Between Seduction and Disruption
Through his art, Cohen seeks to activate the viewer—to engage them in an awareness of the effects of disrupted sublimation in the public sphere they inhabit. Works like Kneeoneck VIII and Sacrifice III offer a multi-layered viewing experience, where the gaze does not move linearly but splits across layers of visual information. The seductive colors draw the eye to admire the beauty of the details, but within the composition lies a deep sense of unease. The viewer finds themselves caught between beauty and chaos, order and disintegration.

Color, in this context, is not merely a visual device—it becomes a conduit for emotional expression, whether representing desire, longing, or a critique of conventional aesthetics and their function. These works confront the viewer with the conflict between allure and the unsettling implications of the symbolism on display.

Fragmentation and Continuity as Artistic Features
Cohen’s work seeks to highlight the cracks in the social and cultural processing of the concepts of the ‘Other’ and ‘Otherness.’ This is a broader theme in his art, referring to the dynamics of power and societal alienation directed at groups and individuals perceived as foreign or external to dominant norms. The Home-Land-Body-Scape theme underpins his work and serves as a basis for exploring the meanings of ‘habitat,’ nomadism, and identity.

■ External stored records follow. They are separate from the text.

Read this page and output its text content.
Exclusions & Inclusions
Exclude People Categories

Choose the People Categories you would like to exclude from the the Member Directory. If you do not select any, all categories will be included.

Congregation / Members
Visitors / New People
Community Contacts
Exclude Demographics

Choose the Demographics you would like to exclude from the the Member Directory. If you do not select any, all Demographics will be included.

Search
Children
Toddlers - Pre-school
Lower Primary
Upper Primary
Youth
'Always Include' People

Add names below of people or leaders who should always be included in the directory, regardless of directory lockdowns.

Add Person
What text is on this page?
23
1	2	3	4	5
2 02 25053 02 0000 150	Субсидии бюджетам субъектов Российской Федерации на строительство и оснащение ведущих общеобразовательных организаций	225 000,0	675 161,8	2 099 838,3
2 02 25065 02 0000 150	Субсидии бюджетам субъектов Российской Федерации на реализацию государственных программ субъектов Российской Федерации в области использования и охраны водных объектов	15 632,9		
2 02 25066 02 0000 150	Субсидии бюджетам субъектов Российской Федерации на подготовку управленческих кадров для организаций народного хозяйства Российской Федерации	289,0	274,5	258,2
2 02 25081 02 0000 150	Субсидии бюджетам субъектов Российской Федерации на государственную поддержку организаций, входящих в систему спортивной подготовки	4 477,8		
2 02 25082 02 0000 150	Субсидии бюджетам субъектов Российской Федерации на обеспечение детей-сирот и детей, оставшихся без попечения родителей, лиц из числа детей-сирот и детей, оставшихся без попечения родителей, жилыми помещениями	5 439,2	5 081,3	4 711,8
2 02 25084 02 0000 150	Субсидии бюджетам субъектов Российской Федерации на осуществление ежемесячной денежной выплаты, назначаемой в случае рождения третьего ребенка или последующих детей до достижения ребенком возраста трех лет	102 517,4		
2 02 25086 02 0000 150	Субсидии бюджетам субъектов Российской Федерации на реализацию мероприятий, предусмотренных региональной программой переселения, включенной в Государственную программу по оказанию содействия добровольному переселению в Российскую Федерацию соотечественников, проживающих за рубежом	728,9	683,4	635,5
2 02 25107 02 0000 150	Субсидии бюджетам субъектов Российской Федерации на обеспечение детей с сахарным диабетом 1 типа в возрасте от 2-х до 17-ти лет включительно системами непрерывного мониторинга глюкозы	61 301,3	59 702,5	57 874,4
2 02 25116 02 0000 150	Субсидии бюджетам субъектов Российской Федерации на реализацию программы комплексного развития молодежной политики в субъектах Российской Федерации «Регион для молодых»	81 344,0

With a complex visual toolkit and a unique aesthetic language, Cohen creates images that confront the viewer with the cultural disruptions of our time. His work offers an alternative reading of reality—fragmented, conflict-laden, yet full of possibilities for reinterpreting the social and personal space. His use of color and visual symbols does not offer comfort; instead, it becomes a critical device, inviting the viewer to question whether they are being drawn in or pushed out, whether they are participants or distant observers. In doing so, his work proposes an infinite field of reading where meaning emerges from a continuous dialogue between the visual and the cognitive.